When I bought some Premier Oil (LSE: PMO) shares back in September 2015 at 99p apiece, it was based on my thoughts that they were close to a maximum pessimism rating and that a recovering oil price would help the company get its huge debt burden under control.
And well, the price plunged further and trading was suspended, though we’ve seen something of a recovery — but with oil stuck at around $50 per barrel, I’m still waiting for that to pick up.
This week’s update has given me a little more confidence, as the company’s debt refinancing plan is coming together, with everything set to be concluded within the next couple of months. Net debt does still stand at a lofty $2.8bn, but strong production continuing into 2017 has led chief executive Tony Durrant to say: “We plan to be cash flow positive in 2017 with more significant debt reduction in 2018.”
On the production front, Premier reiterated its current full-year guidance at 75,000 barrels of oil equivalent per day, but told us that current production is averaging 82,600 barrels, and that it will “will provide updated production guidance once the summer maintenance period has been completed.“
Many have taken that to mean guidance is likely to be upgraded, especially with Premier’s Catcher field on track for first oil this year and its Zama exploration prospect looking set to spud this month.
As I write, Premier shares are trading at 59.75p, and I really am thinking this could be close to the end of sub-60p levels — and the finalising of the refinance deal and any upgrading of 2017 expectations might just be the two events needed to bring about an upwards re-rating. I’ll keep waiting for oil prices to rise.
Even bigger debt
The debt mountain pressing on Tullow Oil (LSE: TLW) makes Premier’s seem almost like small change. At December of 2016, net debt stood at $4.8bn, though there has been a $750m rights issue since then.
That cash call shocked the market when it was announced, with observers still hoping that a renegotiated debt deal like Premier’s might save the day, and the share price took a tumble. Since then it’s recovered a little to 201p, but we’re still looking at a decline in 2017 of 35% (while Premier shares are down 19% since the start of the year).

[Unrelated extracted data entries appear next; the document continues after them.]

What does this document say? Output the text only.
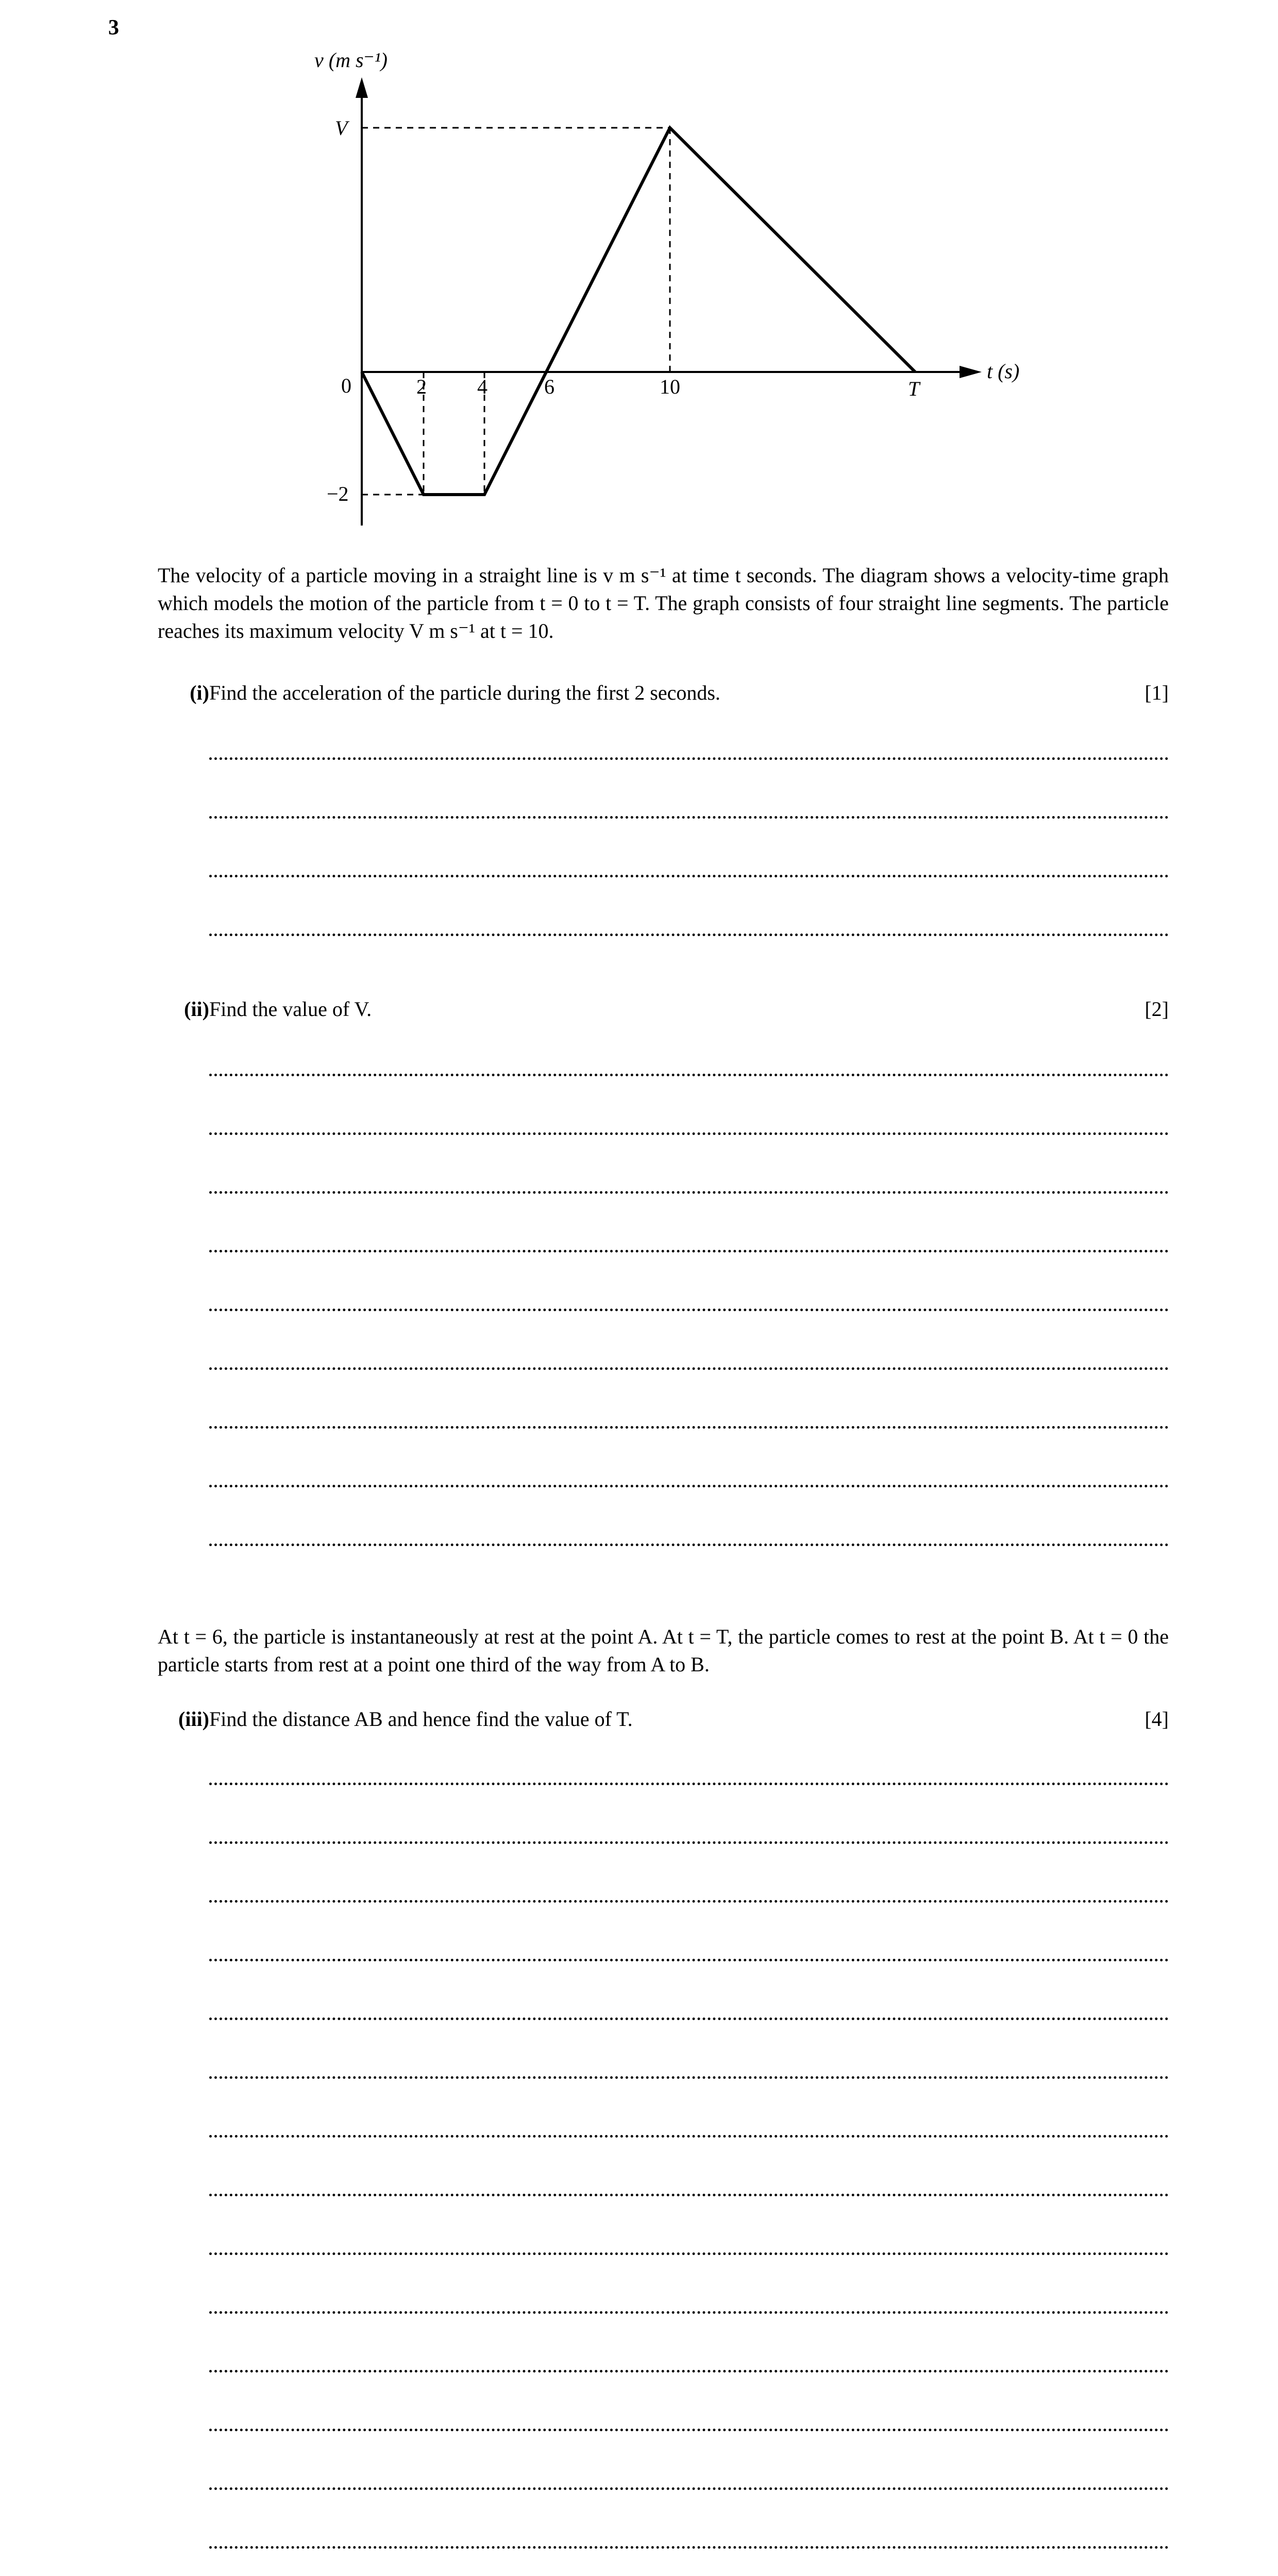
3
v (m s⁻¹)
t (s)
V
0
−2
2 4	6	10	T
The velocity of a particle moving in a straight line is v m s⁻¹ at time t seconds. The diagram shows a velocity-time graph which models the motion of the particle from t = 0 to t = T. The graph consists of four straight line segments. The particle reaches its maximum velocity V m s⁻¹ at t = 10.
(i) Find the acceleration of the particle during the first 2 seconds.	[1]
(ii) Find the value of V.	[2]
At t = 6, the particle is instantaneously at rest at the point A. At t = T, the particle comes to rest at the point B. At t = 0 the particle starts from rest at a point one third of the way from A to B.
(iii) Find the distance AB and hence find the value of T.	[4]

Cost savings and debt reduction are still the order of the day, and Tullow is critically dependent on its reserve-backed lending facilities. But there’s pressure on those, with the firm having agreed to reduce its revolving credit usage significantly in the coming 18 months, and it’s not at all certain that further rights issues won’t be needed.
But in the other lane in the race against time is Tullow’s production prospects. First oil from the firm’s TEN project helping produce positive free cash in the final quarter of 2016 marked a key point — and it will hopefully help accelerate debt reduction this year.
After three years of reported losses, Tullow is finally expected to turn in a pre-tax profit this year, admittedly of only around £165m. But that’s expected to rise to £300m a year later, and it could be the pivot point.
In terms of liquidity, I can still see it coming down to the wire, but I think we’re past the bottom for Tullow shares now.